Mr. Lawlor, like most government officials, seems to think he and his buddies have invented policy out of whole cloth, and that the population has no choice but to shuffle along and obey. But weapons registration laws have a history—a consistent history, as I’ve written, of noncompliance and defiance.
State officials could have taken a moment to glance across the state line to New York City, where a few tens of thousands of firearms are owned legally, and an estimated two million are held illegally, according to the U.S. Department of Justice. That is not uncommon. In my piece on the history of gun control’s failure, I wrote:
The high water mark of American compliance with gun control laws may have come with Illinois’s handgun registration law in the 1970s. About 25 percent of handgun owners actually complied, according to Don B. Kates, a criminologist and civil liberties attorney, writing in the December 1977 issue of Inquiry. After that, about 10 percent of “assault weapon” owners obeyed California’s registration law, says David B. Kopel …
Connecticut may want to look close to home for even lower compliance figures.
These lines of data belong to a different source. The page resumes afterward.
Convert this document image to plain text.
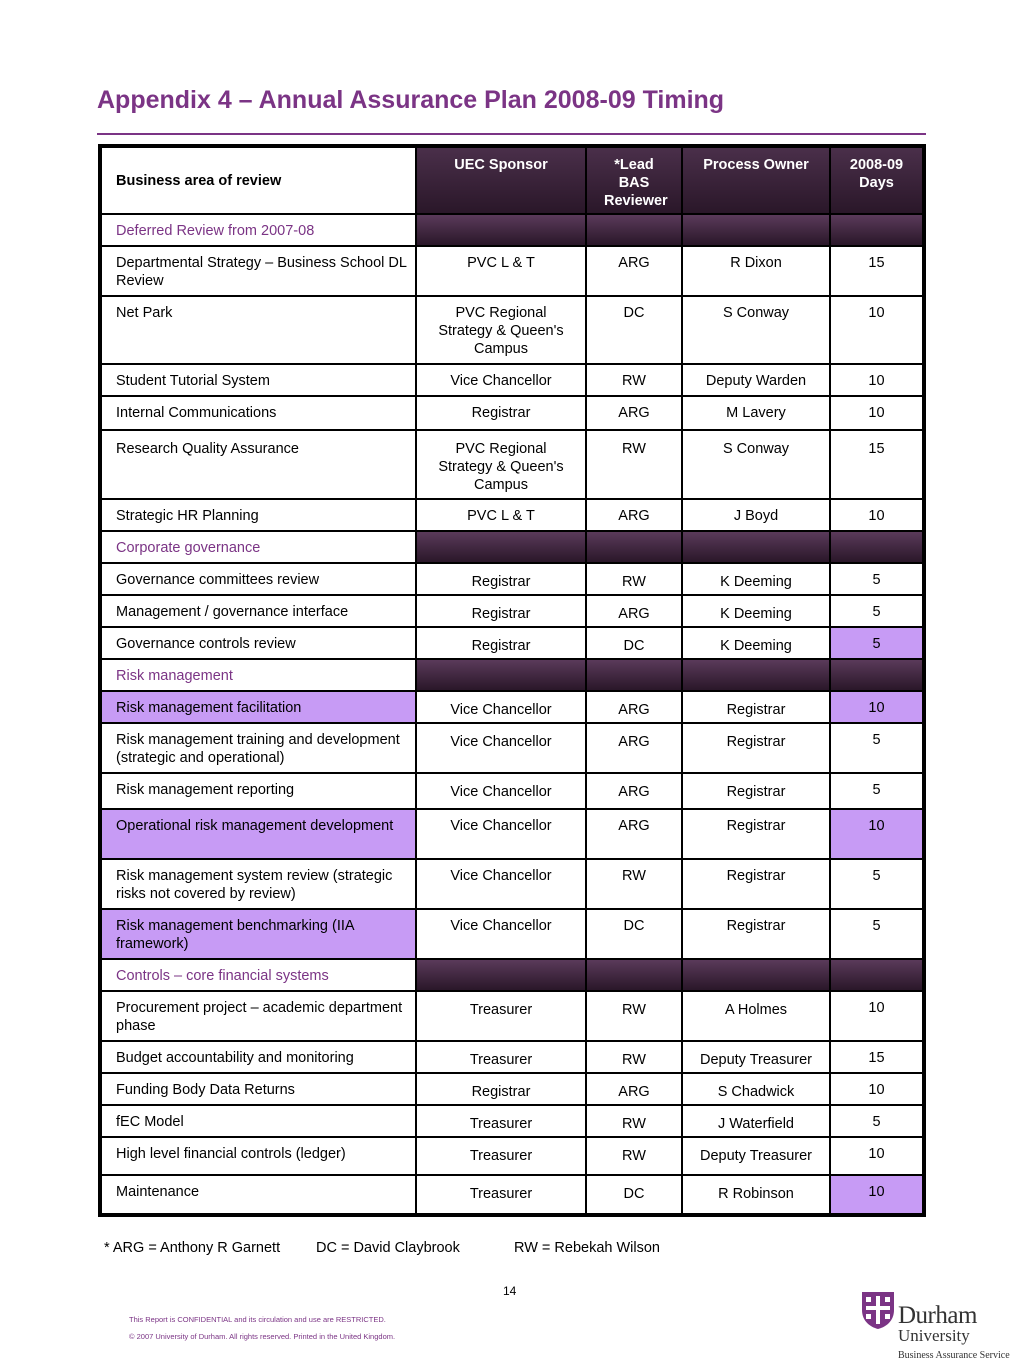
Appendix 4 – Annual Assurance Plan 2008-09 Timing
Business area of review	UEC Sponsor	*Lead BAS Reviewer	Process Owner	2008-09 Days

Deferred Review from 2007-08				
Departmental Strategy – Business School DL Review	PVC L & T	ARG	R Dixon	15
Net Park	PVC Regional Strategy & Queen's Campus	DC	S Conway	10
Student Tutorial System	Vice Chancellor	RW	Deputy Warden	10
Internal Communications	Registrar	ARG	M Lavery	10
Research Quality Assurance	PVC Regional Strategy & Queen's Campus	RW	S Conway	15
Strategic HR Planning	PVC L & T	ARG	J Boyd	10
Corporate governance				
Governance committees review	Registrar	RW	K Deeming	5
Management / governance interface	Registrar	ARG	K Deeming	5
Governance controls review	Registrar	DC	K Deeming	5
Risk management				
Risk management facilitation	Vice Chancellor	ARG	Registrar	10
Risk management training and development (strategic and operational)	Vice Chancellor	ARG	Registrar	5
Risk management reporting	Vice Chancellor	ARG	Registrar	5
Operational risk management development	Vice Chancellor	ARG	Registrar	10
Risk management system review (strategic risks not covered by review)	Vice Chancellor	RW	Registrar	5
Risk management benchmarking (IIA framework)	Vice Chancellor	DC	Registrar	5
Controls – core financial systems				
Procurement project – academic department phase	Treasurer	RW	A Holmes	10
Budget accountability and monitoring	Treasurer	RW	Deputy Treasurer	15
Funding Body Data Returns	Registrar	ARG	S Chadwick	10
fEC Model	Treasurer	RW	J Waterfield	5
High level financial controls (ledger)	Treasurer	RW	Deputy Treasurer	10
Maintenance	Treasurer	DC	R Robinson	10
* ARG = Anthony R Garnett DC = David Claybrook	RW = Rebekah Wilson
14
This Report is CONFIDENTIAL and its circulation and use are RESTRICTED.
© 2007 University of Durham. All rights reserved. Printed in the United Kingdom.
Durham
University
Business Assurance Service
In New Jersey, reported The New York Times in 1991, after the legislature passed a law banning “assault weapons,” 947 people registered their rifles as sporting guns for target shooting, 888 rendered them inoperable, and four surrendered them to the police. That’s out of an estimated 100,000 to 300,000 firearms affected by the law.
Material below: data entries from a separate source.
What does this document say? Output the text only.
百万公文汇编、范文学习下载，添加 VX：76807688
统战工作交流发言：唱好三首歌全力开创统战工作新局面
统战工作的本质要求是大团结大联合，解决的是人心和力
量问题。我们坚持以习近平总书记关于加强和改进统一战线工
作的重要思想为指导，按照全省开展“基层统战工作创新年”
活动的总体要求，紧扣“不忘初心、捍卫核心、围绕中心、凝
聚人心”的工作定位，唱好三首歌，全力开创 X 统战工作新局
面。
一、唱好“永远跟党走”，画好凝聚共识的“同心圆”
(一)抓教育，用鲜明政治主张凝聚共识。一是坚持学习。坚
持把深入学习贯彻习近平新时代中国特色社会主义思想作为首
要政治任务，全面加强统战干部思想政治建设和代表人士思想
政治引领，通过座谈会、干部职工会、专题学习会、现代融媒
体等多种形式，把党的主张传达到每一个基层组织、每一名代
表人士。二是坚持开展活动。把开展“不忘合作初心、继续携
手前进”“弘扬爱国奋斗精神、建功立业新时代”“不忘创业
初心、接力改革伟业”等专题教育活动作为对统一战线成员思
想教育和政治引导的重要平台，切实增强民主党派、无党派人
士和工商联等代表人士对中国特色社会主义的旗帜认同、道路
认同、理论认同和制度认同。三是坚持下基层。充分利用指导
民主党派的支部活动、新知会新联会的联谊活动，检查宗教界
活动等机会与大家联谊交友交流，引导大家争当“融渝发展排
Noncompliance means they’re not giving up their weapons regardless of what the law says. And that means that if the statists really want them, they’ll have to send in armed teams to invade the homes of gun owners (if they can find them) and confiscate them while they also shoot anyone who gets in their way.
And that means that gun owners who decide to keep their weapons have nothing left to lose when those armed teams come calling. The collectivists want it to be ever so easy, with fawning, stupid, television-watching imbeciles who listen and obey their edicts as long as they get free bread and circuses.
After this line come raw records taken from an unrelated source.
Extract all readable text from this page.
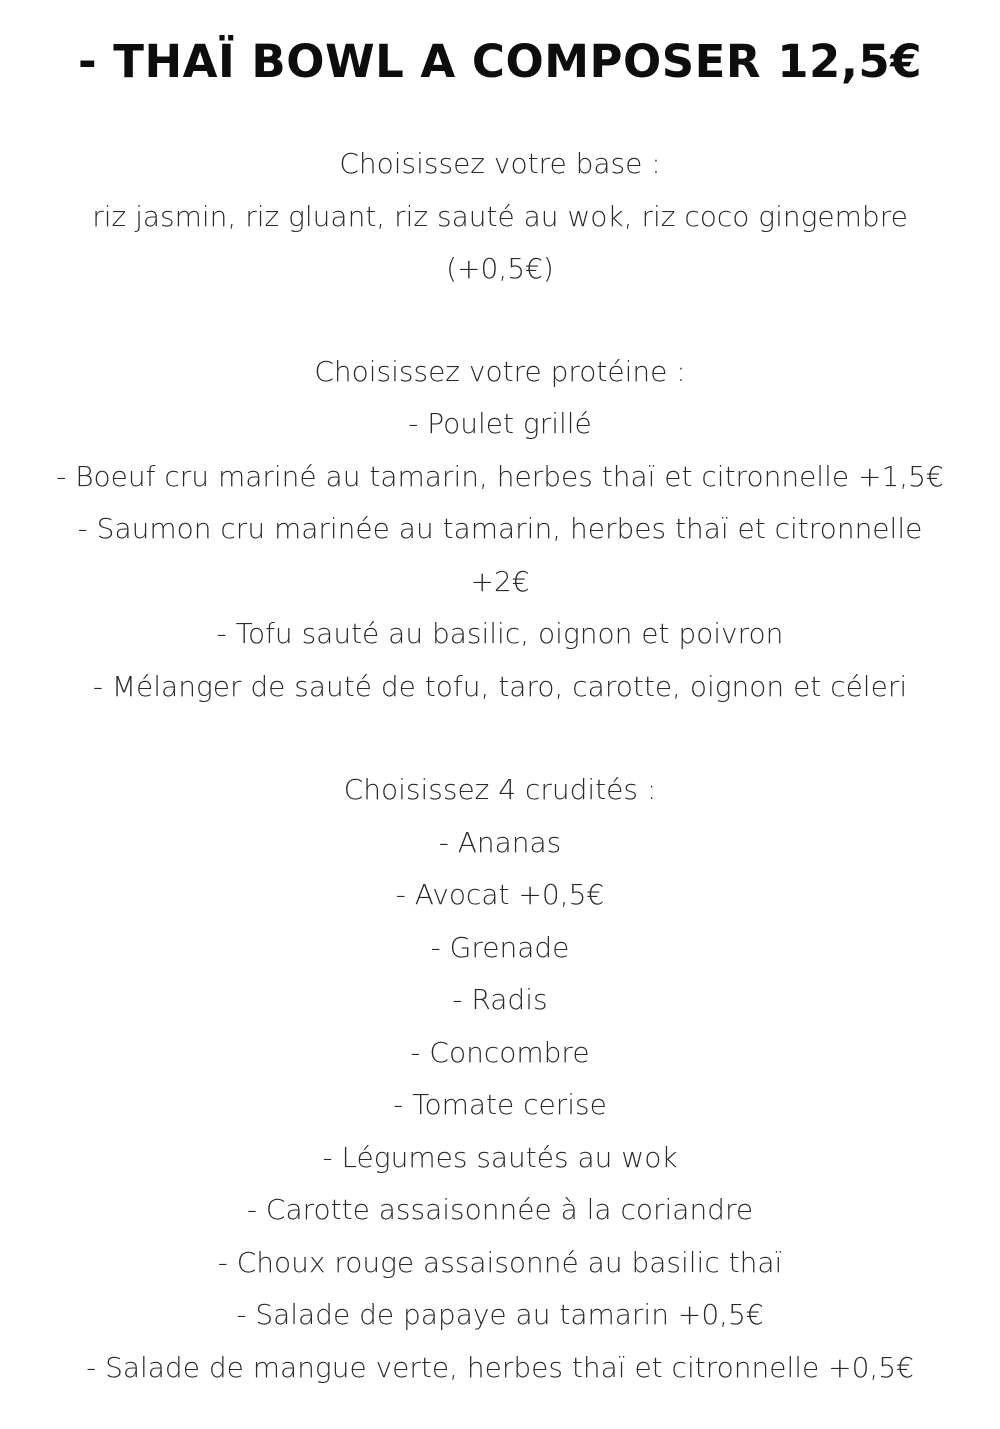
- THAÏ BOWL A COMPOSER 12,5€
Choisissez votre base :
riz jasmin, riz gluant, riz sauté au wok, riz coco gingembre
(+0,5€)
Choisissez votre protéine :
- Poulet grillé
- Boeuf cru mariné au tamarin, herbes thaï et citronnelle +1,5€
- Saumon cru marinée au tamarin, herbes thaï et citronnelle
+2€
- Tofu sauté au basilic, oignon et poivron
- Mélanger de sauté de tofu, taro, carotte, oignon et céleri
Choisissez 4 crudités :
- Ananas
- Avocat +0,5€
- Grenade
- Radis
- Concombre
- Tomate cerise
- Légumes sautés au wok
- Carotte assaisonnée à la coriandre
- Choux rouge assaisonné au basilic thaï
- Salade de papaye au tamarin +0,5€
- Salade de mangue verte, herbes thaï et citronnelle +0,5€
But are they okay with bloodshed as a result of their edicts? Perhaps yes, perhaps not. Perhaps with some, perhaps not so much with others. But collectivists nationwide should consider the ramifications of their laws. Gun owners won’t surrender firearms peaceably. You can take that to the bank.
On December 14, 2013 at 12:36 am, Doug said:
Genius! Turning armed citizens into armed ‘criminals’ – have they not read (or heard of) Solzhenitsyn?
“What would things have been like if every Security operative, when he went out at night to make an arrest, had been uncertain whether he would return alive and had to say good-bye to his family?”
“The Organs would very quickly have suffered a shortage of officers and transport and, notwithstanding all of Stalin’s thirst, the cursed machine would have ground to a halt! If…if…We didn’t love freedom enough. And even more – we had no awareness of the real situation…. We purely and simply deserved everything that happened afterward.”